In this context the ANC must pay due attention to such Constitutional requirements relating to local government that it must:

  • ensure the provision of services to communities in a sustainable manner…and,
  • encourage the involvement of communities and community organisations in the matters of local government.”

To repeat what was said earlier in this document, citing R2G:

“The ANC believes that there is need for strong and effective local government to replace the racist, sexist, undemocratic, tribalist and corrupt structures…

“Local government willactively involve (the people) in decision-making and planning processes which affect them… Democratic local government means more than just having the right to vote in a local election. It also includes facilitating the creation of a strong, independent civil society, a high degree of accountability, transparency and the right to participate in decision-making processes which affect communities between elections.”

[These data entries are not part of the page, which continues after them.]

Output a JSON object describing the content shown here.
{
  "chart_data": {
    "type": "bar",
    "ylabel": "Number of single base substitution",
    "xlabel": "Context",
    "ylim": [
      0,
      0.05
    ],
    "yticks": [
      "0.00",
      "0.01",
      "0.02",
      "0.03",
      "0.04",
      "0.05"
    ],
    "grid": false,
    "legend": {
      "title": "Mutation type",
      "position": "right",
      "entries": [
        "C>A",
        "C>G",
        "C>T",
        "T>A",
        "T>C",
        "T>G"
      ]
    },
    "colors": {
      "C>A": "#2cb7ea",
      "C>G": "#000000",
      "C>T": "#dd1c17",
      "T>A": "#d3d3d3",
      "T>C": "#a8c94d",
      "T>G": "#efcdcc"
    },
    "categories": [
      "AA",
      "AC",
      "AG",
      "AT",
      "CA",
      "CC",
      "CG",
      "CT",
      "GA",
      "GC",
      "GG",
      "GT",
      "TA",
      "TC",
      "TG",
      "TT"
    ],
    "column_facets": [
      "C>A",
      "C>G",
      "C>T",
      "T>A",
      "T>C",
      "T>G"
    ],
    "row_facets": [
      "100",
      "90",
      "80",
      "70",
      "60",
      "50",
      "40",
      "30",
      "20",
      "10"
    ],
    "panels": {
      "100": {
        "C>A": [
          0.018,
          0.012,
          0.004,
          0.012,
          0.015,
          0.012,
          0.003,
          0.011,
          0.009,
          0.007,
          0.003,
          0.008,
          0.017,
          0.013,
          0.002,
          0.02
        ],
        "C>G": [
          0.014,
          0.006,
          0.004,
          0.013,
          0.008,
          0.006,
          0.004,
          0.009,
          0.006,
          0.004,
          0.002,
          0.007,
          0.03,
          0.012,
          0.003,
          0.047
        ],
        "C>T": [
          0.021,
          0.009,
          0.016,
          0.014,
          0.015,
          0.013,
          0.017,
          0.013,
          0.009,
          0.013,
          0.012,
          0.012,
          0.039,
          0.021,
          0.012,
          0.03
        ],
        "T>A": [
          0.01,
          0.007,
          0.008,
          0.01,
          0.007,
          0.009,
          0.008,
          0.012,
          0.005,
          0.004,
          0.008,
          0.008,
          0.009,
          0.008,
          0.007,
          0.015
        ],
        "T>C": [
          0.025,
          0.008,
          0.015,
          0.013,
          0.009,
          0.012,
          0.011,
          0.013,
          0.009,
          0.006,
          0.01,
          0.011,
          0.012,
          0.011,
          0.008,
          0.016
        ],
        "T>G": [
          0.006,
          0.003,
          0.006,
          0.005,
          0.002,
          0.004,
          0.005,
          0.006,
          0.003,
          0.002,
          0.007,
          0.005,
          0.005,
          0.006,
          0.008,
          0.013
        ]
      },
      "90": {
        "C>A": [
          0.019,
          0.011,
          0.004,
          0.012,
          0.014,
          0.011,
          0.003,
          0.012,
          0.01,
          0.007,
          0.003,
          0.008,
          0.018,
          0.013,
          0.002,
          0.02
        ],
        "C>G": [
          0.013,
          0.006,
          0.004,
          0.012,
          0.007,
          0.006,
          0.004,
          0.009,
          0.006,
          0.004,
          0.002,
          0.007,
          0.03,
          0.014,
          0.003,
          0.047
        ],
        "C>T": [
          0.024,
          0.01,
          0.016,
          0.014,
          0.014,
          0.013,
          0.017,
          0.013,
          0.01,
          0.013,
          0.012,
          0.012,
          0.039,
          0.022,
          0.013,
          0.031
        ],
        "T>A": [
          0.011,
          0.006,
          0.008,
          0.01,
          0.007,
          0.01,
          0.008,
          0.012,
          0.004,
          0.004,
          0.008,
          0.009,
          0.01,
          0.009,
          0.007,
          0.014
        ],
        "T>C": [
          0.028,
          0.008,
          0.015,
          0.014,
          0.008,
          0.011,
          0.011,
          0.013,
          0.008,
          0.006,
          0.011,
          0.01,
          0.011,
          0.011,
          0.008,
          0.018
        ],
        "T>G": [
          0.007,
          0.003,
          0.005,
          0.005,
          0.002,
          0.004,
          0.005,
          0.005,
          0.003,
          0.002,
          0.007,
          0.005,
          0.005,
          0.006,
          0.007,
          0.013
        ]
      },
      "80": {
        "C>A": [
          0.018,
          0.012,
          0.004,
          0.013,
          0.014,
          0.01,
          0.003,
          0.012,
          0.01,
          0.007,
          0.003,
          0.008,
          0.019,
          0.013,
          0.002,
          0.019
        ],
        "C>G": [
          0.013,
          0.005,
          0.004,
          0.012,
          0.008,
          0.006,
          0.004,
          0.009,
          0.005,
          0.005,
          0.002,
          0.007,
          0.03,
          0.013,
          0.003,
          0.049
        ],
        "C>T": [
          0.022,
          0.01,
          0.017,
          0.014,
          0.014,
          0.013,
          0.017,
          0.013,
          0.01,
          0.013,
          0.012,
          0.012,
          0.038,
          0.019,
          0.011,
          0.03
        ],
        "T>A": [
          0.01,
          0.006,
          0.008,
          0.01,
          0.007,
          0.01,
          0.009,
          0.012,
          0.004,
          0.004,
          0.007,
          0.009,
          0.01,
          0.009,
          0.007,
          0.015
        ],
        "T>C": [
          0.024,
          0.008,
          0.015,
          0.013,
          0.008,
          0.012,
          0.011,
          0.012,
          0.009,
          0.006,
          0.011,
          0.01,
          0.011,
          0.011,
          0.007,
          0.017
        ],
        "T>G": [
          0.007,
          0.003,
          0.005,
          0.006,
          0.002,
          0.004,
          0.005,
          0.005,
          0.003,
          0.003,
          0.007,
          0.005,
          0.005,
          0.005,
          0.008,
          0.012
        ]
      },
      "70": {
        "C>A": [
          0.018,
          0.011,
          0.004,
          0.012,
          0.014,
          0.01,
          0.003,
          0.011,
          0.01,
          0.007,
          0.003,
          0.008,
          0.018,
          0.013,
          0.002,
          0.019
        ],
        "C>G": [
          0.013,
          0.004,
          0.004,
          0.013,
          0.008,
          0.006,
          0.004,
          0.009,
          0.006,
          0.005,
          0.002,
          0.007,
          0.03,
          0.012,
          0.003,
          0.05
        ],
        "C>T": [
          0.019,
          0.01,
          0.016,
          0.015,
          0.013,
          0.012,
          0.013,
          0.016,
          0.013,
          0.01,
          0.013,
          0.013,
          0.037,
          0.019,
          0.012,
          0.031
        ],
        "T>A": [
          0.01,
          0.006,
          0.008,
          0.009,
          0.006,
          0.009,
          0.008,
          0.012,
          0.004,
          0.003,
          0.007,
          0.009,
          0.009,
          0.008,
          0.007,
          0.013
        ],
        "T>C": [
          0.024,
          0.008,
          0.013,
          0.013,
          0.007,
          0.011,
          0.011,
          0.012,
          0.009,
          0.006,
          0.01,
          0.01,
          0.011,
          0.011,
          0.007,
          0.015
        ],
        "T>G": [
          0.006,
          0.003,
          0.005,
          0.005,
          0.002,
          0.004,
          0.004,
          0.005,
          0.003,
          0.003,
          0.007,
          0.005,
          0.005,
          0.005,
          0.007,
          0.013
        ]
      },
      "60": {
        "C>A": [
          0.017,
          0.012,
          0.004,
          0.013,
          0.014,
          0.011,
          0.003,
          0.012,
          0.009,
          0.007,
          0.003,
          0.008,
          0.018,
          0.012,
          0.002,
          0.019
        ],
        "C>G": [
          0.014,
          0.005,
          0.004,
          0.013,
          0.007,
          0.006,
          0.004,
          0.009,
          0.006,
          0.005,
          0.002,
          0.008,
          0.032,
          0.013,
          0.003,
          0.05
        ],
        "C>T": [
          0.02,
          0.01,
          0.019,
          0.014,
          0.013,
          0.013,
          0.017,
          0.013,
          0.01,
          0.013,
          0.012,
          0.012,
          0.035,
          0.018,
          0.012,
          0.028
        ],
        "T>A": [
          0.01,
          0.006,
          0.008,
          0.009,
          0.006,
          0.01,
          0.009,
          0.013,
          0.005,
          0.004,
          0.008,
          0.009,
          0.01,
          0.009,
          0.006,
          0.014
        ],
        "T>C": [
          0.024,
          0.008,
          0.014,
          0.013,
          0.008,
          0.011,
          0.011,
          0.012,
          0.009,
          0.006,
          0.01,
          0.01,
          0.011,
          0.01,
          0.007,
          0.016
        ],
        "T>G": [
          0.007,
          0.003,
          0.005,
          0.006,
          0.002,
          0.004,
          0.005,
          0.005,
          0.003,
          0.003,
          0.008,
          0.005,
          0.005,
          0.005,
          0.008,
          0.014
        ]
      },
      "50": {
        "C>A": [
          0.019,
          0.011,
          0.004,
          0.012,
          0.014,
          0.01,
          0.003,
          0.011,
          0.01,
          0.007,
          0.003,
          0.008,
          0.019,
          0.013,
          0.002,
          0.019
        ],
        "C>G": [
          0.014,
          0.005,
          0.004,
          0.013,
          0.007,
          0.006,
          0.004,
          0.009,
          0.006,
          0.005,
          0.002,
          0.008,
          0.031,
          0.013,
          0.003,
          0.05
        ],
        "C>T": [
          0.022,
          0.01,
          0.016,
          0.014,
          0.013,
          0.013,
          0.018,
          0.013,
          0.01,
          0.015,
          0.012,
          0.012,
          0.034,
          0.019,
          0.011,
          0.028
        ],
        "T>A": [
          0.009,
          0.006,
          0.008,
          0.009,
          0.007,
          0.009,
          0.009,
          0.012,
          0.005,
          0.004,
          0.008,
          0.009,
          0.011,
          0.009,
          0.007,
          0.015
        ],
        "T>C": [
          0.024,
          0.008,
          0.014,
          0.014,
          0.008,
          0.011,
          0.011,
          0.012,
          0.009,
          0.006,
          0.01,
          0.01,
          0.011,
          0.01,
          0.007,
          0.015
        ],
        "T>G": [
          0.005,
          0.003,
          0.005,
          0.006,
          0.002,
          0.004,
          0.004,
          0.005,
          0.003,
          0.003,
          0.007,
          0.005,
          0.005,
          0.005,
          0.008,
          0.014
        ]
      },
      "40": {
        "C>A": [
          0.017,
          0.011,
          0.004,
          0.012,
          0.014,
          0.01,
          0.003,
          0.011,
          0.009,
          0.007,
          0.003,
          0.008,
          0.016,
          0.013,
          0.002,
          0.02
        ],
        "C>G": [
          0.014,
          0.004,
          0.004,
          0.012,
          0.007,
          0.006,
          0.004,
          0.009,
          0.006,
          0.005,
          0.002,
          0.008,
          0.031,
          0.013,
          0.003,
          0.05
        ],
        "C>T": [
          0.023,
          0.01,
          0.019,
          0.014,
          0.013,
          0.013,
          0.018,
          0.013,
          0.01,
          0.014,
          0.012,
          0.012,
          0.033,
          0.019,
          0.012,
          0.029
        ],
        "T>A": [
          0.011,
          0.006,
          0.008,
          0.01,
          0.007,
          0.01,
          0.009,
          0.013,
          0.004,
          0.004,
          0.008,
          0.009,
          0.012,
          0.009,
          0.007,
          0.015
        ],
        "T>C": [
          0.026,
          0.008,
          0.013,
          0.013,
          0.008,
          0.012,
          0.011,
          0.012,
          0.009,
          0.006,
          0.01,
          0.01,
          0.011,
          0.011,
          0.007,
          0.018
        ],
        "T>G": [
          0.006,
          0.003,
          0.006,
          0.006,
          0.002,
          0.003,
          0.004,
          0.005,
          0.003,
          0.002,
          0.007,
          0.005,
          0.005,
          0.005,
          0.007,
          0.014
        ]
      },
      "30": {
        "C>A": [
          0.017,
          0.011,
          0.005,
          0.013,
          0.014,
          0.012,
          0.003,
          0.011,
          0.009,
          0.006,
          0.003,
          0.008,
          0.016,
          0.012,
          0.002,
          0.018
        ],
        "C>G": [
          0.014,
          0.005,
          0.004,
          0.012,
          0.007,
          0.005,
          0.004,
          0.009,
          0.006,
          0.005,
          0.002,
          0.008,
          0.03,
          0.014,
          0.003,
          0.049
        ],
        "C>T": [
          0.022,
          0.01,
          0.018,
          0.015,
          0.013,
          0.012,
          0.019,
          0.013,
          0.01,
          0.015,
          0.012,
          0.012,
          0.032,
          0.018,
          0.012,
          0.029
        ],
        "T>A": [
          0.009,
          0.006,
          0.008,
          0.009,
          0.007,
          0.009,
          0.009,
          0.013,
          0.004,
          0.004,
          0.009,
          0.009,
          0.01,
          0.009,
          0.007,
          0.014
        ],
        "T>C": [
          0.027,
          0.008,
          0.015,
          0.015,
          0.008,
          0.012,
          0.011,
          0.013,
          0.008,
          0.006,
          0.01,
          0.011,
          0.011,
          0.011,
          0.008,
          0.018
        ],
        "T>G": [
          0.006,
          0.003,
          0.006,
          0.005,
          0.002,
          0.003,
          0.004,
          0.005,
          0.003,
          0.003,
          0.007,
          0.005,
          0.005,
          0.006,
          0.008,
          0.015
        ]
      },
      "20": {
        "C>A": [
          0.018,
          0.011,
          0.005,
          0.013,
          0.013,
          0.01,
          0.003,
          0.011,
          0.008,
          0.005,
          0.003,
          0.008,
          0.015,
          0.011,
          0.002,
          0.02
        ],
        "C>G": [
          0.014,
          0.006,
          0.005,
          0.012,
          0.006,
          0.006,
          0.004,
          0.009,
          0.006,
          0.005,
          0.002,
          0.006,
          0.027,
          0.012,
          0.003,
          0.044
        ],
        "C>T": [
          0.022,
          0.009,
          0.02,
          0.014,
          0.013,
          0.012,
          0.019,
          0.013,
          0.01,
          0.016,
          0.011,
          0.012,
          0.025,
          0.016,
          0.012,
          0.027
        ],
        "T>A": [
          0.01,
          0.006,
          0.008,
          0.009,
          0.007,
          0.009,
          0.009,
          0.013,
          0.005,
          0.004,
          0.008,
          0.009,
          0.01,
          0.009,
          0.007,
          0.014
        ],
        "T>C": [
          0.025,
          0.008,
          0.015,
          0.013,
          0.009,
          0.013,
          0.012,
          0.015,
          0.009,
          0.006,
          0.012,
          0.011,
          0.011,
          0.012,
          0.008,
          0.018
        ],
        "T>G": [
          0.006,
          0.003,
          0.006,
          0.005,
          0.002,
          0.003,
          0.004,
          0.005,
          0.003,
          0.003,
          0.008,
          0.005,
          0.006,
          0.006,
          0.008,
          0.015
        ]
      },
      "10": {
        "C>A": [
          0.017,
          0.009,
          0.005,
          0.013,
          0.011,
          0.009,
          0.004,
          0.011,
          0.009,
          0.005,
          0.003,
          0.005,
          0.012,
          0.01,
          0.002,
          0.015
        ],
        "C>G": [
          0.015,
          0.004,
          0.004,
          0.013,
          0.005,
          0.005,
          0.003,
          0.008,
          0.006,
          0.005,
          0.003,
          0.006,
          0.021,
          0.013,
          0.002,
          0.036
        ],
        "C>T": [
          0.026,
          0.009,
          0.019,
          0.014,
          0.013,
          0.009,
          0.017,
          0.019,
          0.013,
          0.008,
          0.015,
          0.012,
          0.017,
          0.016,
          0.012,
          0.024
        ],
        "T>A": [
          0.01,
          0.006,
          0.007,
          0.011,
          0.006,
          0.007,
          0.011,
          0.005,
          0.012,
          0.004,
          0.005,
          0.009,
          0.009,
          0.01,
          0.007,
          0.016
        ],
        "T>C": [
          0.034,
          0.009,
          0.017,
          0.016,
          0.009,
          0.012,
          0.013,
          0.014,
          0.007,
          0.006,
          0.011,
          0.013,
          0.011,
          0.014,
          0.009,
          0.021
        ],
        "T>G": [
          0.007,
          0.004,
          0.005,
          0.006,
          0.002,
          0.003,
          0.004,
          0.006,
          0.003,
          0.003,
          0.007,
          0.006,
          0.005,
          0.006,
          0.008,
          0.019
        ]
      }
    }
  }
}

The Covid-19 pandemic has further exposed the structural faults in our country and society, the legacy of colonialism and apartheid we have not succeeded to eradicate during the quarter-of-a-century of democratic rule.

Surely, what all of us have seen in terms of its impact both in our teeming black urban townships and in our rural villages could not but bring forcefully to the fore the critical importance of the kind of local government R2G spoke about!

Accordingly when we say that a post-Covid-19 South Africa must be radically different from what it was before the arrival of the coronavirus on our shores, this must also mean that the sphere of government closest to the people, local government, must also be radically different from what it has been for two decades!